With my hunter instinct at full alert, I imagined myself standing on the gunnels, poised with a long harpoon raised and ready to strike; the pivoting barb glinting before the throw, the black nylon tag line threading through the barb and along the tapered shaft to the feed bucket, my sturdy mates standing by with clip-on bullet floats and fiery eyes awaiting the fatal pitch. With a savage grunt I heave the lethal shaft. The sea explodes in silver and crimson as the wounded beast dives. One heavily gloved mate grabs the singing tag line while the other clips on bullet-floats just ahead of his hands. Excited yet cool, they play the fish. Back and forth the battle rages, hauling in line and removing floats only to play them out again, over and over, until the poor creature is hauled along side where I stand ready with a stout gaff. Dipping the shaft beneath the thrashing fish, I jerk it upwards and feel the blade edged hook bite deep into his flesh.

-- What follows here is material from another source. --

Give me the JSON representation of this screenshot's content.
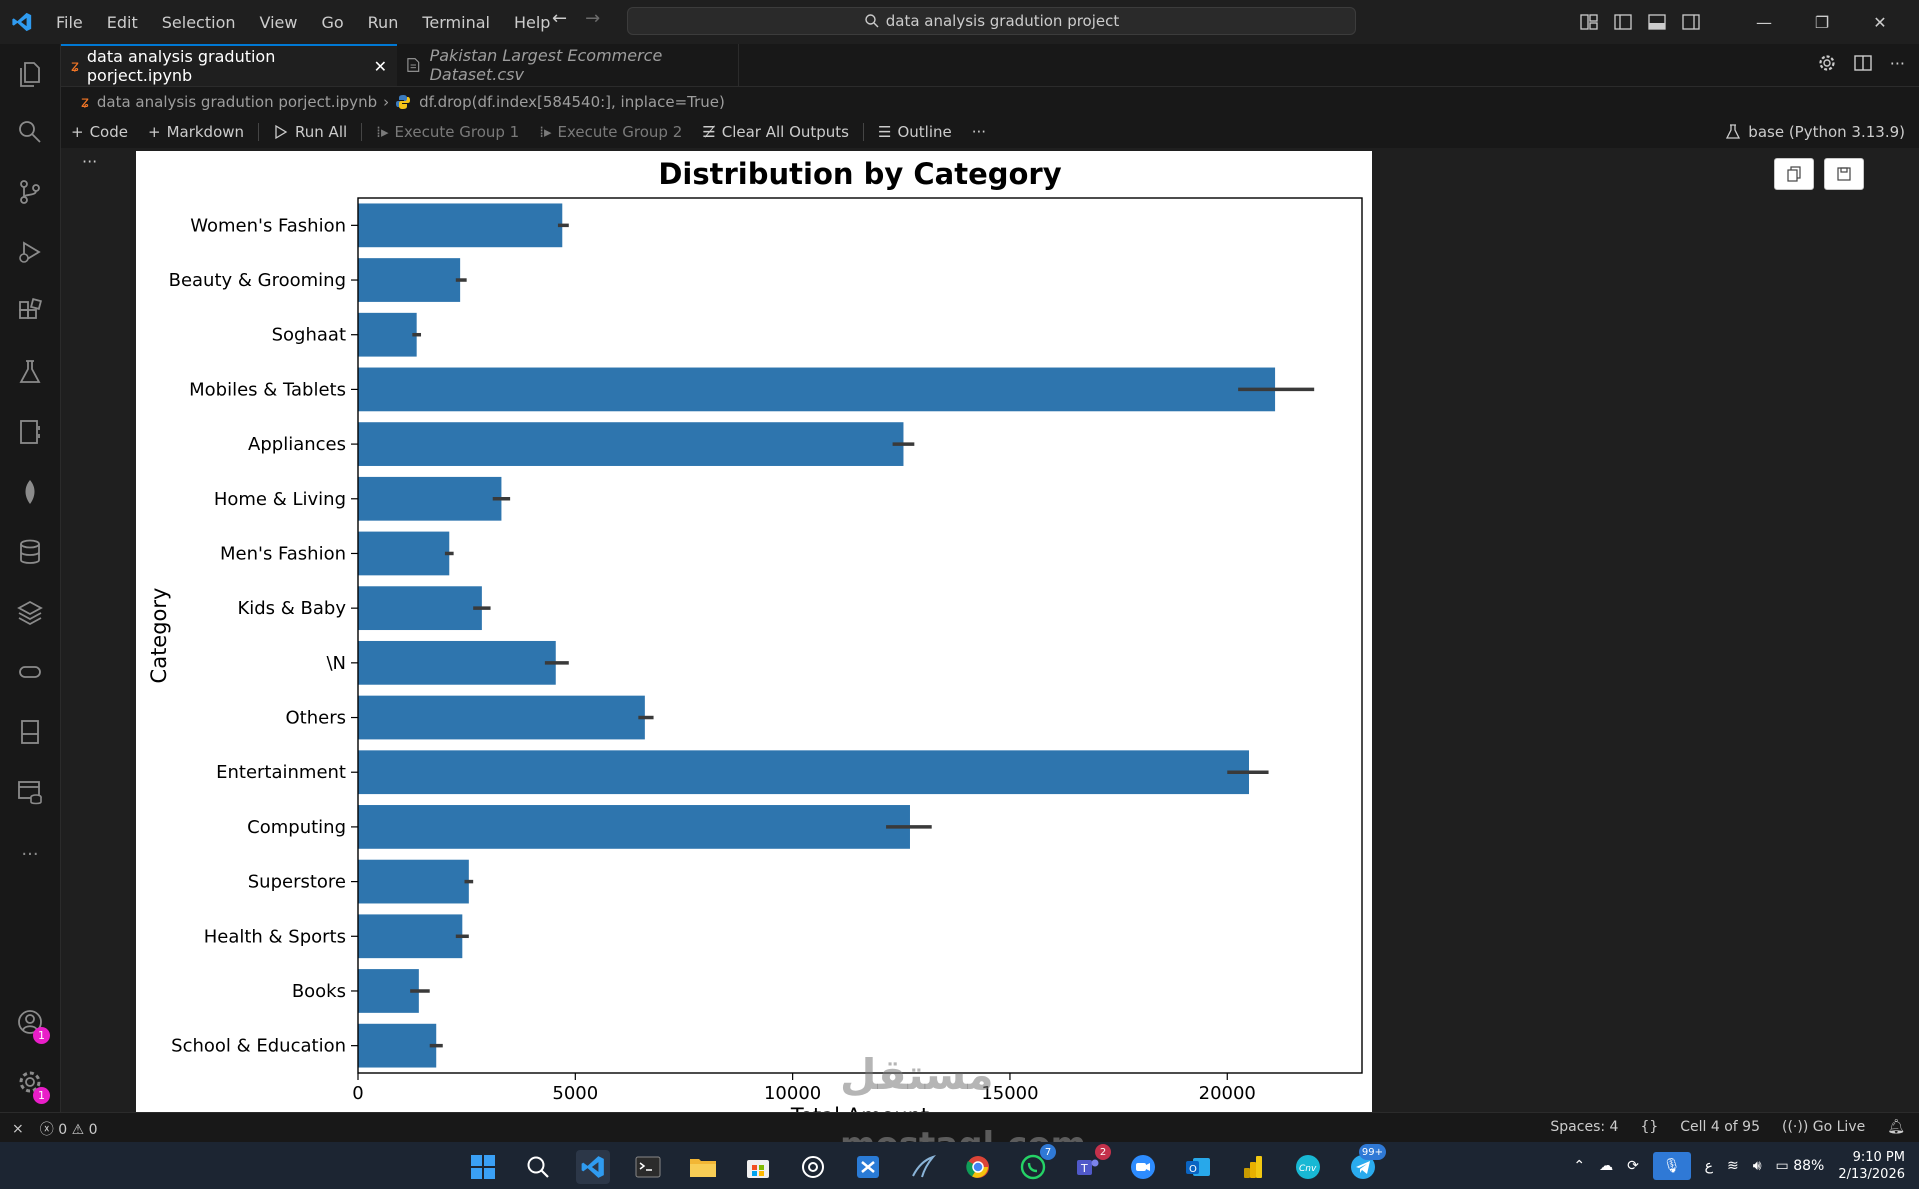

Vanquished at last, the beautiful scarlet streaming beast is unceremoniously hauled aboard, butchered, and packed away in the ice hold. The hunters return to their positions and resume the watch.

The colossal fish dives and I am roused from my day-dream. Suddenly aware of the fact that I have neither harpoon, nor hearty mates, nor ice hold, I shake off the fantasy and return to my fishing rod. Again I lure my giant friend in close. I have come to the realization that I will not catch this fish; no matter how much I would like to. To hook him would be to waste of good equipment and possibly damage a beautiful animal. And with this realization comes a feeling of peace and love. I want him to live and grow bigger, to be a king of beasts, to live forever. At last tiring of the futile game we are playing he disappears into the abyss, and I wish him well. I feel we are friends. Sandra says something softly but I miss it.

“What was that?”
“I said, 'this was a gift from God'.”
I too am feeling reverent and blessed. “Yah” I agree, “This was indeed a gift. Wow!”
Returning to the sea-birth, I replay the encounter over and over until it's all mixed up with spaceships and other odd bits of scrap memory, and I fall asleep.

So, there you have it. I start off talking about the tedious nature of ocean sailing and before you know it, I'm into some “wonder of nature” narrative. And maybe this is the truest picture I can paint for you. It seems that every time I find myself staring out to sea in some mind numbing trance, something happens to awaken my sense of awe and gratitude. Cruising is often difficult and sometimes dangerous but, for me, the rewards have trivialized the hazards…so far.